En el libro abordas cómo viviste el envejecimiento de tu padre y de tu madre, acompañado de la enfermedad y la muerte. Es un relato muy duro. ¿Qué sentías mientras lo escribías?

Bastante serenidad, muchos menos sofocones de los que yo intuía. Conociéndome, que soy bastante sentimental y emocional, y a pesar de que hay pasajes duros, complicados e intensos, también me he preocupado de que pesara mucho la risa. Si hago un balance general y contextualizo esos momentos difíciles, en realidad tan solo son una parte pequeña de todo el tiempo que he pasado con mis padres. He tenido mucha suerte con mis padres y me he preocupado de que eso también se viera reflejado.

Ahondas en tu memoria familiar que, aunque pueda parecer mentira, no es tan particular. Muchas familias tipo de los 80 seguro que comparten esas vivencias en las que te centras en la primera parte del libro. ¿Qué es lo que recuerdas con más cariño de aquellos años?

Recuerdo muchísimo afecto y cariño, mucha protección, quizá demasiada. Recuerdo con mucho cariño el ser una familia con muy pocas pretensiones. Puede parecer contradictorio, pero cuando yo nací, la vida de mis padres era tremendamente aspiracional. Vivíamos en Getafe y nos podíamos permitir ir a Madrid, a restaurantes y hacer ese tipo de planes que no todo el mundo tenía a su alcance.

Fue un aterrizaje muy rápido. Era una sensación de que eso estaba muy bien, pero nuestras raíces estaban en otro lado. Con eso mi padre era muy insistente, casi hasta pesado. Yo nací en 1976 con la suerte de hacerlo en una familia sin problemas económicos, pero él se encargaba de recordarme que eso no siempre había sido así. Eso me ha permitido tener los pies en la tierra y el ego y la tontería bastante contenidos.

El ocaso de tus padres pronto se convierte en el eje articulador del texto. ¿Cuándo te percataste de que los roles estaban cambiando en la familia y qué supuso en tu vida?

Yo lo ubico en escenas tan cotidianas como el intercambio de táperes. Cuando me casé y salí de casa, mi madre se encargaba mucho de rellenarnos la nevera, como si mi marido y yo estuviéramos incapacitados para comprar unos filetes o unas naranjas. Y de repente, en relativo poco tiempo, vi que la que guisaba y llevaba táperes a la nevera de mis padres era yo. También pasaba cuando eran ellos los que te enseñaban a hacer según qué cosa, que con el tiempo era yo quien les enseñaba a ellos.
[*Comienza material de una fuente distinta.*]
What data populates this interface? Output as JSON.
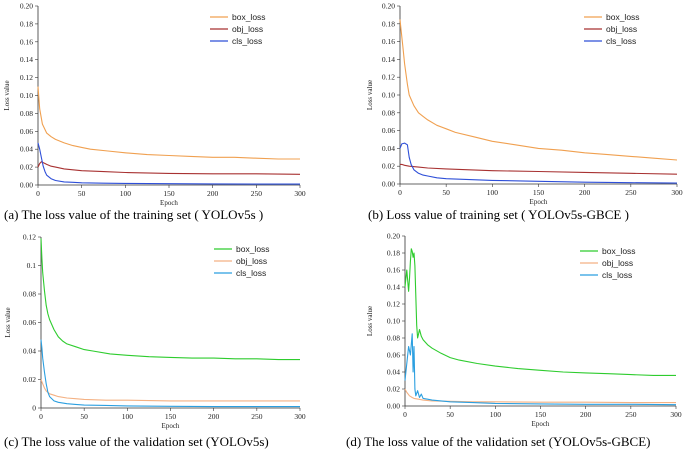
{
  "chart_data": [
    {
      "type": "line",
      "title": "",
      "caption": "(a) The loss value of the training set ( YOLOv5s )",
      "xlabel": "Epoch",
      "ylabel": "Loss value",
      "xlim": [
        0,
        300
      ],
      "ylim": [
        0,
        0.2
      ],
      "xticks": [
        0,
        50,
        100,
        150,
        200,
        250,
        300
      ],
      "yticks": [
        0.0,
        0.02,
        0.04,
        0.06,
        0.08,
        0.1,
        0.12,
        0.14,
        0.16,
        0.18,
        0.2
      ],
      "ytick_labels": [
        "0.00",
        "0.02",
        "0.04",
        "0.06",
        "0.08",
        "0.10",
        "0.12",
        "0.14",
        "0.16",
        "0.18",
        "0.20"
      ],
      "legend_position": "top-right",
      "series": [
        {
          "name": "box_loss",
          "color": "#F0A050",
          "x": [
            0,
            2,
            5,
            10,
            15,
            20,
            30,
            40,
            50,
            60,
            80,
            100,
            125,
            150,
            175,
            200,
            225,
            250,
            275,
            300
          ],
          "values": [
            0.11,
            0.085,
            0.068,
            0.058,
            0.054,
            0.051,
            0.047,
            0.044,
            0.042,
            0.04,
            0.038,
            0.036,
            0.034,
            0.033,
            0.032,
            0.031,
            0.031,
            0.03,
            0.029,
            0.029
          ]
        },
        {
          "name": "obj_loss",
          "color": "#A83232",
          "x": [
            0,
            2,
            4,
            6,
            8,
            10,
            15,
            20,
            30,
            40,
            50,
            75,
            100,
            150,
            200,
            250,
            300
          ],
          "values": [
            0.02,
            0.024,
            0.026,
            0.025,
            0.024,
            0.023,
            0.021,
            0.02,
            0.018,
            0.017,
            0.016,
            0.015,
            0.014,
            0.013,
            0.0125,
            0.0125,
            0.012
          ]
        },
        {
          "name": "cls_loss",
          "color": "#2E4FD8",
          "x": [
            0,
            2,
            4,
            6,
            8,
            10,
            15,
            20,
            30,
            40,
            50,
            75,
            100,
            150,
            200,
            250,
            300
          ],
          "values": [
            0.047,
            0.04,
            0.03,
            0.021,
            0.015,
            0.011,
            0.007,
            0.005,
            0.0035,
            0.003,
            0.0025,
            0.002,
            0.0018,
            0.0015,
            0.0012,
            0.001,
            0.001
          ]
        }
      ]
    },
    {
      "type": "line",
      "title": "",
      "caption": "(b) Loss value of training set ( YOLOv5s-GBCE )",
      "xlabel": "Epoch",
      "ylabel": "Loss value",
      "xlim": [
        0,
        300
      ],
      "ylim": [
        0,
        0.2
      ],
      "xticks": [
        0,
        50,
        100,
        150,
        200,
        250,
        300
      ],
      "yticks": [
        0.0,
        0.02,
        0.04,
        0.06,
        0.08,
        0.1,
        0.12,
        0.14,
        0.16,
        0.18,
        0.2
      ],
      "ytick_labels": [
        "0.00",
        "0.02",
        "0.04",
        "0.06",
        "0.08",
        "0.10",
        "0.12",
        "0.14",
        "0.16",
        "0.18",
        "0.20"
      ],
      "legend_position": "top-right",
      "series": [
        {
          "name": "box_loss",
          "color": "#F0A050",
          "x": [
            0,
            1,
            3,
            5,
            8,
            10,
            15,
            20,
            25,
            30,
            40,
            50,
            60,
            80,
            100,
            125,
            150,
            175,
            200,
            225,
            250,
            275,
            300
          ],
          "values": [
            0.185,
            0.175,
            0.155,
            0.135,
            0.112,
            0.1,
            0.088,
            0.08,
            0.076,
            0.072,
            0.066,
            0.062,
            0.058,
            0.053,
            0.048,
            0.044,
            0.04,
            0.038,
            0.035,
            0.033,
            0.031,
            0.029,
            0.027
          ]
        },
        {
          "name": "obj_loss",
          "color": "#A83232",
          "x": [
            0,
            2,
            5,
            10,
            20,
            30,
            50,
            75,
            100,
            150,
            200,
            250,
            300
          ],
          "values": [
            0.022,
            0.022,
            0.021,
            0.02,
            0.019,
            0.018,
            0.017,
            0.016,
            0.015,
            0.014,
            0.013,
            0.012,
            0.011
          ]
        },
        {
          "name": "cls_loss",
          "color": "#2E4FD8",
          "x": [
            0,
            2,
            5,
            8,
            10,
            12,
            15,
            20,
            25,
            30,
            40,
            50,
            75,
            100,
            150,
            200,
            250,
            300
          ],
          "values": [
            0.04,
            0.045,
            0.046,
            0.044,
            0.03,
            0.022,
            0.016,
            0.012,
            0.01,
            0.009,
            0.007,
            0.006,
            0.005,
            0.004,
            0.003,
            0.002,
            0.0015,
            0.001
          ]
        }
      ]
    },
    {
      "type": "line",
      "title": "",
      "caption": "(c) The loss value of the validation set (YOLOv5s)",
      "xlabel": "Epoch",
      "ylabel": "Loss value",
      "xlim": [
        0,
        300
      ],
      "ylim": [
        0,
        0.12
      ],
      "xticks": [
        0,
        50,
        100,
        150,
        200,
        250,
        300
      ],
      "yticks": [
        0.0,
        0.02,
        0.04,
        0.06,
        0.08,
        0.1,
        0.12
      ],
      "ytick_labels": [
        "0",
        "0.02",
        "0.04",
        "0.06",
        "0.08",
        "0.1",
        "0.12"
      ],
      "legend_position": "top-right",
      "series": [
        {
          "name": "box_loss",
          "color": "#2ECC2E",
          "x": [
            0,
            1,
            2,
            4,
            6,
            8,
            10,
            15,
            20,
            25,
            30,
            40,
            50,
            60,
            80,
            100,
            125,
            150,
            175,
            200,
            225,
            250,
            275,
            300
          ],
          "values": [
            0.119,
            0.105,
            0.095,
            0.082,
            0.072,
            0.066,
            0.062,
            0.055,
            0.05,
            0.047,
            0.045,
            0.043,
            0.041,
            0.04,
            0.038,
            0.037,
            0.036,
            0.0355,
            0.035,
            0.035,
            0.0345,
            0.0345,
            0.034,
            0.034
          ]
        },
        {
          "name": "obj_loss",
          "color": "#F4B183",
          "x": [
            0,
            2,
            4,
            6,
            8,
            10,
            15,
            20,
            30,
            40,
            50,
            75,
            100,
            150,
            200,
            250,
            300
          ],
          "values": [
            0.02,
            0.017,
            0.014,
            0.012,
            0.011,
            0.01,
            0.009,
            0.008,
            0.007,
            0.0065,
            0.006,
            0.0055,
            0.0055,
            0.005,
            0.005,
            0.005,
            0.005
          ]
        },
        {
          "name": "cls_loss",
          "color": "#2B9FE0",
          "x": [
            0,
            1,
            2,
            4,
            6,
            8,
            10,
            15,
            20,
            30,
            40,
            50,
            75,
            100,
            150,
            200,
            250,
            300
          ],
          "values": [
            0.048,
            0.042,
            0.035,
            0.025,
            0.017,
            0.011,
            0.008,
            0.005,
            0.004,
            0.003,
            0.0025,
            0.002,
            0.0018,
            0.0015,
            0.0012,
            0.001,
            0.001,
            0.001
          ]
        }
      ]
    },
    {
      "type": "line",
      "title": "",
      "caption": "(d) The loss value of the validation set (YOLOv5s-GBCE)",
      "xlabel": "Epoch",
      "ylabel": "Loss value",
      "xlim": [
        0,
        300
      ],
      "ylim": [
        0,
        0.2
      ],
      "xticks": [
        0,
        50,
        100,
        150,
        200,
        250,
        300
      ],
      "yticks": [
        0.0,
        0.02,
        0.04,
        0.06,
        0.08,
        0.1,
        0.12,
        0.14,
        0.16,
        0.18,
        0.2
      ],
      "ytick_labels": [
        "0.00",
        "0.02",
        "0.04",
        "0.06",
        "0.08",
        "0.10",
        "0.12",
        "0.14",
        "0.16",
        "0.18",
        "0.20"
      ],
      "legend_position": "top-right",
      "series": [
        {
          "name": "box_loss",
          "color": "#2ECC2E",
          "x": [
            0,
            2,
            4,
            5,
            6,
            7,
            8,
            9,
            10,
            11,
            12,
            13,
            14,
            15,
            16,
            18,
            20,
            25,
            30,
            40,
            50,
            60,
            80,
            100,
            125,
            150,
            175,
            200,
            225,
            250,
            275,
            300
          ],
          "values": [
            0.14,
            0.16,
            0.135,
            0.15,
            0.17,
            0.185,
            0.182,
            0.175,
            0.18,
            0.165,
            0.13,
            0.095,
            0.08,
            0.085,
            0.09,
            0.082,
            0.078,
            0.072,
            0.068,
            0.062,
            0.057,
            0.054,
            0.05,
            0.047,
            0.044,
            0.042,
            0.04,
            0.039,
            0.038,
            0.037,
            0.036,
            0.036
          ]
        },
        {
          "name": "obj_loss",
          "color": "#F4B183",
          "x": [
            0,
            2,
            5,
            8,
            10,
            15,
            20,
            30,
            50,
            75,
            100,
            150,
            200,
            250,
            300
          ],
          "values": [
            0.02,
            0.016,
            0.012,
            0.01,
            0.009,
            0.008,
            0.007,
            0.006,
            0.0055,
            0.005,
            0.005,
            0.0045,
            0.0045,
            0.004,
            0.004
          ]
        },
        {
          "name": "cls_loss",
          "color": "#2B9FE0",
          "x": [
            0,
            2,
            4,
            6,
            8,
            9,
            10,
            11,
            12,
            14,
            16,
            18,
            20,
            25,
            30,
            40,
            50,
            75,
            100,
            150,
            200,
            250,
            300
          ],
          "values": [
            0.03,
            0.05,
            0.07,
            0.06,
            0.085,
            0.04,
            0.07,
            0.02,
            0.012,
            0.018,
            0.01,
            0.014,
            0.009,
            0.008,
            0.007,
            0.006,
            0.005,
            0.004,
            0.003,
            0.0025,
            0.002,
            0.002,
            0.0015
          ]
        }
      ]
    }
  ]
}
Si amplío el foco, no es tanto el haberme convertido en la madre de mis padres, pero el papel de cuidadora me fue otorgado cuando a los 13 años mi hermana cogió un avión a Estados Unidos en 1989 y no volvió. Mi padre se volcó en el trabajo para superar esa tristeza, y mi madre lloraba todo el rato. En aquella época las llamadas telefónicas costaban una fortuna y ni siquiera existía internet. En ese momento me tocó a mí sacar la nariz de payaso. No sé si me convertí en la cuidadora de la familia o en la animadora de la fiesta, pero ahí fue realmente el cambio de rol.

Lo intentabas, pero no llegabas a todo, y encima tuviste que tomar decisiones cruciales, como si seguir adelante con el tratamiento tan agresivo, el único posible, con el que tu padre intentaba superar un cáncer terminal. En aquellos momentos, ¿crees que la gente entendió lo que pudiste llegar a sentir?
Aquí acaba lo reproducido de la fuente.